I think, for instance, of the equivalences between his installations and the mechanisms that drive them: they might be tracks and the train that runs on them; or a pulley system lifting and lowering containers and contents; or an anthropomorphic device that mimics a cymbal-clapping bear—alternating between tension, restraint, and release. These actions, and their programmed repetition, point to a kind of absurdity in the pursuit of higher efficiency, like that expected from a vending machine or an ATM that reads your card and lists your balances and debts, or an algorithm that—depending on what you say—decides what comes first and what follows. I imagine these as devices activating other devices, as stimuli, embedded in a culture trained to follow a succession of actions to achieve a goal. The question then is: To what extent do mechanisms become stimuli? The objective becomes immanence. How do we represent or describe these stimuli? How do we give them a place?

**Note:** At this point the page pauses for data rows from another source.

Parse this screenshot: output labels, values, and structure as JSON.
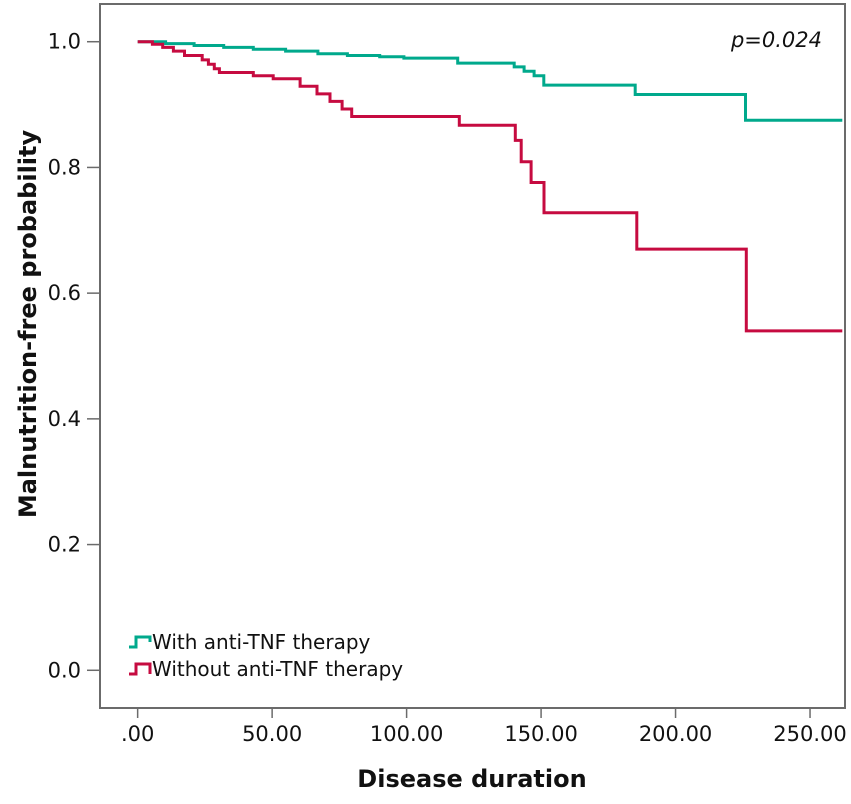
{
  "chart_data": {
    "type": "line",
    "subtype": "kaplan_meier_step",
    "title": "",
    "annotation": "p=0.024",
    "xlabel": "Disease duration",
    "ylabel": "Malnutrition-free probability",
    "xlim": [
      -14,
      263
    ],
    "ylim": [
      -0.06,
      1.06
    ],
    "x_end": 262,
    "grid": false,
    "legend_position": "inside-bottom-left",
    "x_ticks": [
      {
        "value": 0,
        "label": ".00"
      },
      {
        "value": 50,
        "label": "50.00"
      },
      {
        "value": 100,
        "label": "100.00"
      },
      {
        "value": 150,
        "label": "150.00"
      },
      {
        "value": 200,
        "label": "200.00"
      },
      {
        "value": 250,
        "label": "250.00"
      }
    ],
    "y_ticks": [
      {
        "value": 0.0,
        "label": "0.0"
      },
      {
        "value": 0.2,
        "label": "0.2"
      },
      {
        "value": 0.4,
        "label": "0.4"
      },
      {
        "value": 0.6,
        "label": "0.6"
      },
      {
        "value": 0.8,
        "label": "0.8"
      },
      {
        "value": 1.0,
        "label": "1.0"
      }
    ],
    "series": [
      {
        "name": "With anti-TNF therapy",
        "color": "#00a98c",
        "steps": [
          [
            0,
            1.0
          ],
          [
            10.4,
            0.997
          ],
          [
            21,
            0.994
          ],
          [
            32,
            0.991
          ],
          [
            43,
            0.988
          ],
          [
            55,
            0.985
          ],
          [
            67,
            0.981
          ],
          [
            78,
            0.978
          ],
          [
            90,
            0.976
          ],
          [
            99,
            0.974
          ],
          [
            119,
            0.966
          ],
          [
            140,
            0.96
          ],
          [
            143.7,
            0.953
          ],
          [
            147.4,
            0.946
          ],
          [
            151,
            0.931
          ],
          [
            185,
            0.916
          ],
          [
            226,
            0.875
          ]
        ]
      },
      {
        "name": "Without anti-TNF therapy",
        "color": "#c60b40",
        "steps": [
          [
            0,
            1.0
          ],
          [
            5.5,
            0.996
          ],
          [
            9.3,
            0.991
          ],
          [
            13.3,
            0.985
          ],
          [
            17.4,
            0.978
          ],
          [
            24,
            0.971
          ],
          [
            26.3,
            0.964
          ],
          [
            28.5,
            0.957
          ],
          [
            30.4,
            0.951
          ],
          [
            43,
            0.946
          ],
          [
            50.4,
            0.941
          ],
          [
            60.4,
            0.929
          ],
          [
            66.7,
            0.917
          ],
          [
            71.5,
            0.905
          ],
          [
            76,
            0.893
          ],
          [
            79.6,
            0.881
          ],
          [
            119.6,
            0.867
          ],
          [
            140.4,
            0.843
          ],
          [
            142.6,
            0.809
          ],
          [
            146.3,
            0.776
          ],
          [
            151.1,
            0.728
          ],
          [
            185.6,
            0.67
          ],
          [
            226.3,
            0.54
          ]
        ]
      }
    ]
  },
  "styles": {
    "axis_color": "#6b6b6b",
    "text_color": "#111111",
    "background": "#ffffff",
    "curve_width": 3
  }
}
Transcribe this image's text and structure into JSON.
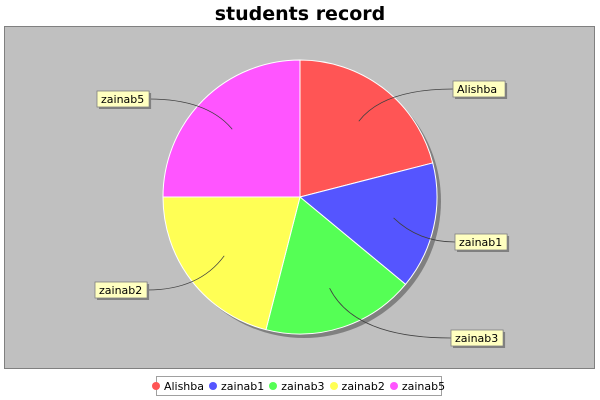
{
  "chart_data": {
    "type": "pie",
    "title": "students record",
    "categories": [
      "Alishba",
      "zainab1",
      "zainab3",
      "zainab2",
      "zainab5"
    ],
    "values": [
      21,
      15,
      18,
      21,
      25
    ],
    "colors": [
      "#ff5555",
      "#5555ff",
      "#55ff55",
      "#ffff55",
      "#ff55ff"
    ],
    "legend": "bottom",
    "labels_shown": true
  }
}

I return to immanence—that electrified field that can be felt, and sometimes seen or heard—comparable to a stormy sky with its thunder and lightning. This energy is inferred and translated through more or less conventional means. I mention this in light of the formal outcomes in Sánchez’s work: his commitment to exploring subtler materials—sonic, systemic, electronic—has led him to painting, approached from a learned notion that layers meaning through saturation and superposition. These shapes—irregular, asymmetric, and incomplete—may appear arbitrary but are not. They either mimic or embody fields—particles or frequencies—and how they overlap through time, in the succession of moments. Perhaps it is from here, from the evidence of the intangible, that we arrive at the paradox of trying to catch lightning in our hand: a presence that recurs and returns, manifesting itself materially and simultaneously as a ghostly trace—like the flickering image produced by cathode ray bombardment on a screen.
To see becomes to see beyond, to see through—trapped in the illusion that what we see is real, an illusion mechanically reproduced through repetition and succession of moments we once believed to be true.